While Counsyl is now the first line of genetic screening, patients with specific genetic histories and those in certain ethnic groups, including African American, Asian, Ashkenazi Jewish, French Canadian and Cajun, may need an additional blood test to complete their genetic profile. This additional test is designed to detect risks that can’t be identified by Counsyl alone.
If the Counsyl or blood tests come back negative, that means that the patient who was tested is not a carrier of any of the tested diseases. In this case, the couple can proceed to treatment without further action. If the tests are positive, it means that the patient is a carrier of one or more of the diseases in the panel. In this case, the other partner in the couple needs to be tested. In the majority of cases, the second partner tested will not be a carrier and the couple can proceed on to treatment without any further action.
“I always remind my patients that a positive doesn’t mean you have the disease,” says Dr. Widra. “This is just screening, not a diagnosis. A positive means we should do further testing, discuss the potential risks of passing down the genetic disorder to future children, and offer a consultation with a genetic counselor, if necessary.”
Preventing Genetic Disease
While the odds are less than 1%, should BOTH partners’ test results come back positive for the same genetic abnormality, our physicians will discuss the option to undergo In Vitro Fertilization (IVF) with an advanced reproductive technology called Pre-implantation Genetic Diagnosis (PGD). By utilizing this method of treatment, patients can have their fertilized embryos screened for the genetic abnormality. This facilitates the transfer of unaffected embryos into the uterus. This way, patients can prevent passing on the genetic disease to their child.
Read our Genetic Screening Q&A for the basics on screening and SGF’s recommendations.

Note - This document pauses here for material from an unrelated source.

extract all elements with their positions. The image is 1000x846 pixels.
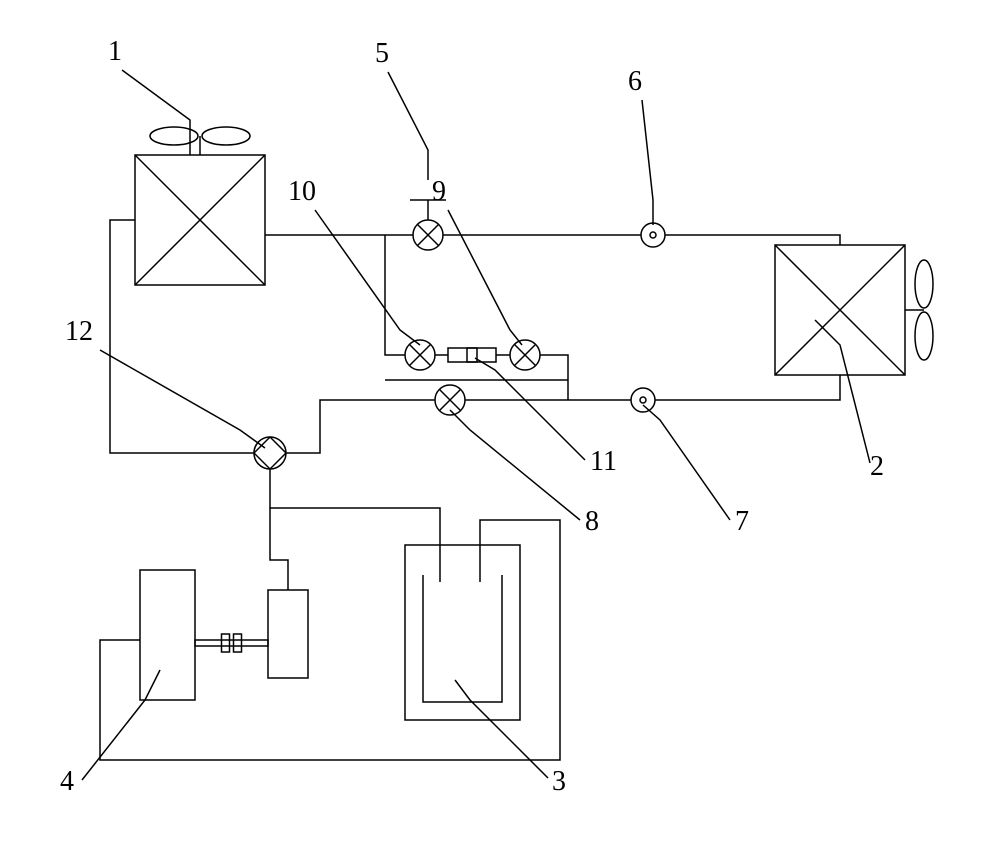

Genetic Screening Made Easy
The new genetic screening test by Counsyl is simple and convenient. Patients no longer need to make a separate visit to a lab, as at-home-test kits are easy to follow and results are provided in about three weeks. Best of all, tests are covered by many insurance plans.
“The ability to screen for all possible inherited genetic disease may still be a long way off , these new advances are big step in the right direction.”’ summarizes Dr. Widra. “The benefit to patients is an additional level of comfort and confidence as they move forward on the path to parenthood.”